R. M. : Le made in Morocco n’a jamais été aussi fort que pendant la période de crise sanitaire, avec des projets, des investissements, un engouement et de l’innovation extrêmement intéressants. Il faut savoir que nous avons pu réduire notre coût de production en une seule année. Le potentiel du Royaume a donc permis de se rétablir rapidement de la crise du Covid-19 en absorbant la demande internationale. Prenons l’exemple de l’industrie automobile : dès la reprise de la relance à l’échelle mondiale, nous étions les premiers à remplir le carnet de commandes. Sans oublier que le Maroc dispose, grâce à la banque de projets lancée au début de la crise sanitaire, de plus de mille projets concrets qui visent à créer plus de 200.000 emplois directs et indirects.
F. N. H. : Comment se traduit cette stratégie au niveau des retombées sur l’économie marocaine ?
R. M. : Avec ces projets qui ont été approuvés avec 90% du capital national, représentant la possibilité de remplacer les importations par 51,3 milliards de dirhams, cela permet de compenser les importations, représentant 157% de l’objectif fixé à 34 milliards de dirhams. Avec des capacités d’exportation estimées à 66,3 milliards de dirhams, soit un total de 117,6 milliards de dirhams en tant qu’impact sur la balance commerciale. Ce plan prévoit la création de 196.767 emplois, dont environ 78.707 emplois directs, et la réalisation d’environ 69% de la souveraineté industrielle. Dans ce sens, il faut savoir que les porteurs de projets bénéficient de l’appui apporté par les centres techniques, ainsi que de l’expertise de l’institut marocain de normalisation (IMANOR) dans le département des normes et certifications afin de garantir des produits locaux de haute qualité.
F. N. H. : Dans cette stratégie Made in Morocco, l’industrie de la santé s’illustre avec un rendement solide et des prévisions plus que positives…

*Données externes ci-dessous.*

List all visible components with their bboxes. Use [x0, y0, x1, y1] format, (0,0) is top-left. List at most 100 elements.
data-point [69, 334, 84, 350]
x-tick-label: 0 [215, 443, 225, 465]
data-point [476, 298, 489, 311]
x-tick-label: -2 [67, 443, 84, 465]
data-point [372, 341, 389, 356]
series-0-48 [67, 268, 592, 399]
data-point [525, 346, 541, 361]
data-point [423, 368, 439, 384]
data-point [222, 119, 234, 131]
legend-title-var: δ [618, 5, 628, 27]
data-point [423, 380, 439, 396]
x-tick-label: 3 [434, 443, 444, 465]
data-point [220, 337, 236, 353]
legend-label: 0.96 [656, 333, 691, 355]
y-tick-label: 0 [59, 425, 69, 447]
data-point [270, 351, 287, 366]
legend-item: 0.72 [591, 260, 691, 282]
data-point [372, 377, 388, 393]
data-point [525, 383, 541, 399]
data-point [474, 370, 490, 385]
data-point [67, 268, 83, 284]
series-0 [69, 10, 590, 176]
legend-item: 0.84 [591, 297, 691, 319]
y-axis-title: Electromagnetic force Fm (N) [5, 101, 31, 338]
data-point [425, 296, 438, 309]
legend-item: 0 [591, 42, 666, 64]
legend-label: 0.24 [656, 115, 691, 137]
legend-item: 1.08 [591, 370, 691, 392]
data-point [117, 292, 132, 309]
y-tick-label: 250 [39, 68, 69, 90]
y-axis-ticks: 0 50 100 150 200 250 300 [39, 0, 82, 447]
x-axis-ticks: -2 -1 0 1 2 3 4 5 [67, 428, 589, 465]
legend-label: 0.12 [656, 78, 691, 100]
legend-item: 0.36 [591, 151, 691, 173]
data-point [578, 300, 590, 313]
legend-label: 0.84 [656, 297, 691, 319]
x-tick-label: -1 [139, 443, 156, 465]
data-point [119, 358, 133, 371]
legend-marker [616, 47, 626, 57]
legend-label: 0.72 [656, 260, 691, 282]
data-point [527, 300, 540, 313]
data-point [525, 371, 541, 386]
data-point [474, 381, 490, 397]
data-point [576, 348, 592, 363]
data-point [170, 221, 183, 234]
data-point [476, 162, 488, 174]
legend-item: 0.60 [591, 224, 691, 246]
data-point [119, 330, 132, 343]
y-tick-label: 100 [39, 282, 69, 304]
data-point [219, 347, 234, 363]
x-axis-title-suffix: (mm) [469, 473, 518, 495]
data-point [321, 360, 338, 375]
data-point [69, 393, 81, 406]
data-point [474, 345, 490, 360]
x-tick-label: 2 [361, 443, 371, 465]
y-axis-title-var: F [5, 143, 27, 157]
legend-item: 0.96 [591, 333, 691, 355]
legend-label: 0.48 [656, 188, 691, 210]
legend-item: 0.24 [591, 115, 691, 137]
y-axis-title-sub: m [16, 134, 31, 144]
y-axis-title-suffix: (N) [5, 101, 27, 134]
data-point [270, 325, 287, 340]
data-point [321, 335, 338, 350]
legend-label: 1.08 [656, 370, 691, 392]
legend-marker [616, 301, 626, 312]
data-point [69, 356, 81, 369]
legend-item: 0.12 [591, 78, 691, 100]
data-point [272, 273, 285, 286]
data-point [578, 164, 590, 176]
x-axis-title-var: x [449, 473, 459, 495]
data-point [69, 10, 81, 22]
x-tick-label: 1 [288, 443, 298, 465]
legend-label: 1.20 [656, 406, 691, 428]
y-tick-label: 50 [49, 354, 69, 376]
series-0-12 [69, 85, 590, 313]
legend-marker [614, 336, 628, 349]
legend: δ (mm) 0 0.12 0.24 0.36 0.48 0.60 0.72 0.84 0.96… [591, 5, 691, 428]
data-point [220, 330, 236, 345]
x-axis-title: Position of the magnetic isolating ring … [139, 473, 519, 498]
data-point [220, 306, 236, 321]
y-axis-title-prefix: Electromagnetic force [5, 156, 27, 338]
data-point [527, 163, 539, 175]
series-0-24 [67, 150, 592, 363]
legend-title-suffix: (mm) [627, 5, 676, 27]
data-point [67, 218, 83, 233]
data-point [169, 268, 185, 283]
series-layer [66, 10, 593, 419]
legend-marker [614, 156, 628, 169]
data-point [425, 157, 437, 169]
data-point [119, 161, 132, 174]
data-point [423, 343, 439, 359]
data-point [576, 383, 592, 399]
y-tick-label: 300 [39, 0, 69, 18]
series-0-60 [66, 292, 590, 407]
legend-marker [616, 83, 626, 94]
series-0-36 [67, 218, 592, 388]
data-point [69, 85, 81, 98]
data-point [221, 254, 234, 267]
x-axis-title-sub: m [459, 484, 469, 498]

R. M. : Absolument. Et ces réalisations sont liées à trois choses. La première, c’est la production du générique qui est aujourd’hui exemptée des droits par nature. C’est un médicament développé ici, qui n’est pas sous licence, donc purement Made in Morocco. La deuxième, c’est l’aspect intégration en profondeur. C’est-à-dire que le principe actif qui est extrêmement capitalistique, commence à être fabriqué au Maroc pour que nous ayons de la valeur ajoutée afin de ne pas continuer à importer des principes actifs comme nous le faisons aujourd’hui. Le troisième volet est d’aller chercher quelques relais pour mieux participer et mieux contribuer à la recherche et développement. Aujourd’hui, nous avons tout un processus mis en place pour renforcer notre capacité d’innovation, tout en fluidifiant la capacité des laboratoires à mettre des médicaments sur le marché, ce qui permettra aussi à nos opérateurs d’être plus agiles pour répondre à la demande des marchés extérieurs. Tout cela va dans le sens de répondre à notre autonomie et de participer de manière rapide à la recherche et développement et, finalement, d’exporter davantage nos médicaments made in Morocco.